Paul, played by James Cain, is the odd character out. With no familial connection to the others, nor relationship with their dead father/husband, he’s living on Carol’s couch as a hybrid friend and support person. Playing on the tropes of the deadbeat couch surfing flatmate (think Notting Hill), Paul subverts expectations by actually making you understand why people tolerate him. Obsessed with Emma Thompson, he serves as comedic relief for the audience, and slacker-life-advice-guru for the characters of the play. Cain plays him with such absurdly infectious warmth, you never doubt for a second why the others would want him around, even at his most annoying. At times, he does feel like more of a narrative device than a person, pulling drama out of the other characters through pivoting between being a stand-in for their dead father/husband, and a 31 year old man-child they need to explain things too. This isn’t really a negative however as he’s very effective at this task, and Cain feels easily the most comfortable on stage of the performers. He is full-on Tom-Hanks-in-a-Nora-Ephron-movie-lovable from the moment the lights come up, until the curtain call.

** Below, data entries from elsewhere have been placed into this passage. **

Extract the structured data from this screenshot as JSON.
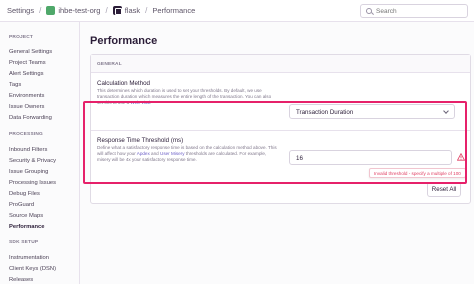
{
  "breadcrumb": {
    "settings": "Settings",
    "org": "ihbe-test-org",
    "project": "flask",
    "page": "Performance"
  },
  "search": {
    "placeholder": "Search"
  },
  "sidebar": {
    "sections": [
      {
        "title": "PROJECT",
        "items": [
          "General Settings",
          "Project Teams",
          "Alert Settings",
          "Tags",
          "Environments",
          "Issue Owners",
          "Data Forwarding"
        ]
      },
      {
        "title": "PROCESSING",
        "items": [
          "Inbound Filters",
          "Security & Privacy",
          "Issue Grouping",
          "Processing Issues",
          "Debug Files",
          "ProGuard",
          "Source Maps",
          "Performance"
        ]
      },
      {
        "title": "SDK SETUP",
        "items": [
          "Instrumentation",
          "Client Keys (DSN)",
          "Releases"
        ]
      }
    ],
    "active": "Performance"
  },
  "main": {
    "title": "Performance",
    "panel_header": "GENERAL",
    "calc": {
      "label": "Calculation Method",
      "help_prefix": "This determines which duration is used to set your thresholds. By default, we use transaction duration which measures the entire length of the transaction. You can also set this to use a ",
      "help_link": "Web Vital",
      "help_suffix": ".",
      "value": "Transaction Duration"
    },
    "threshold": {
      "label": "Response Time Threshold (ms)",
      "help_prefix": "Define what a satisfactory response time is based on the calculation method above. This will affect how your ",
      "help_link1": "Apdex",
      "help_mid": " and ",
      "help_link2": "User Misery",
      "help_suffix": " thresholds are calculated. For example, misery will be 4x your satisfactory response time.",
      "value": "16",
      "error": "Invalid threshold - specify a multiple of 100"
    },
    "reset_label": "Reset All"
  },
  "colors": {
    "accent": "#6c5fc7",
    "highlight": "#e6216a",
    "error": "#e03e62"
  }
}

That all being said, the play does struggle to wrap itself up. A few of the closing moments come across as contrived, and while the tone of the ending is mostly earned, it plays a tad sentimental. Its biggest crime is knowing how great its set-ups are and milking them one too many times, ending up being too much of a good thing.
Alongside this, I was somewhat cold on the set (designed by Rosie Gilmore). Styled as a semi-naturalistic lounge with an excellent elevated wooden deck/floor, furnished with a kitchenette, a couch and somewhat surreal golden cracks bursting out of a dull orange back wall, the set suffers from the but part of everything but the kitchen sink. By going for a naturalistic approach, our eyes are drawn to the compromises. The kitchenette is unrealistically tiny and literally doesn’t have a sink. The cigars smoked by characters are vapes painted brown. The grocery bags brought home by Carol after a bustling pre-Christmas shop are oddly empty. Alongside this, the metaphor of the cracks on the back wall feels like it belongs to a different play. The family here is barely connected to begin with, they are all cracks, no surface.
All of that aside, I can say wholeheartedly that Homemade Takeaways is unrelentingly entertaining. It is laugh-out-loud funny while still giving you things to chew on, goes down easy without being junk food. All of this, along with its brisk pacing, are a credit to its director Cassandra Tse, and its scriptwriter Ben Wilson. You owe it to yourself to see all glorious one hundred and thirty five minutes of it.
Homemade Takeaways is on until the 3rd of December - find your tickets at the BATS website.
(Disclaimer - I’m friends with two of the people who worked production roles on this show, and run a theatre company with one of them. While neither are front facing, or affect anything I talked about in the review, it’s worth noting my biases there.)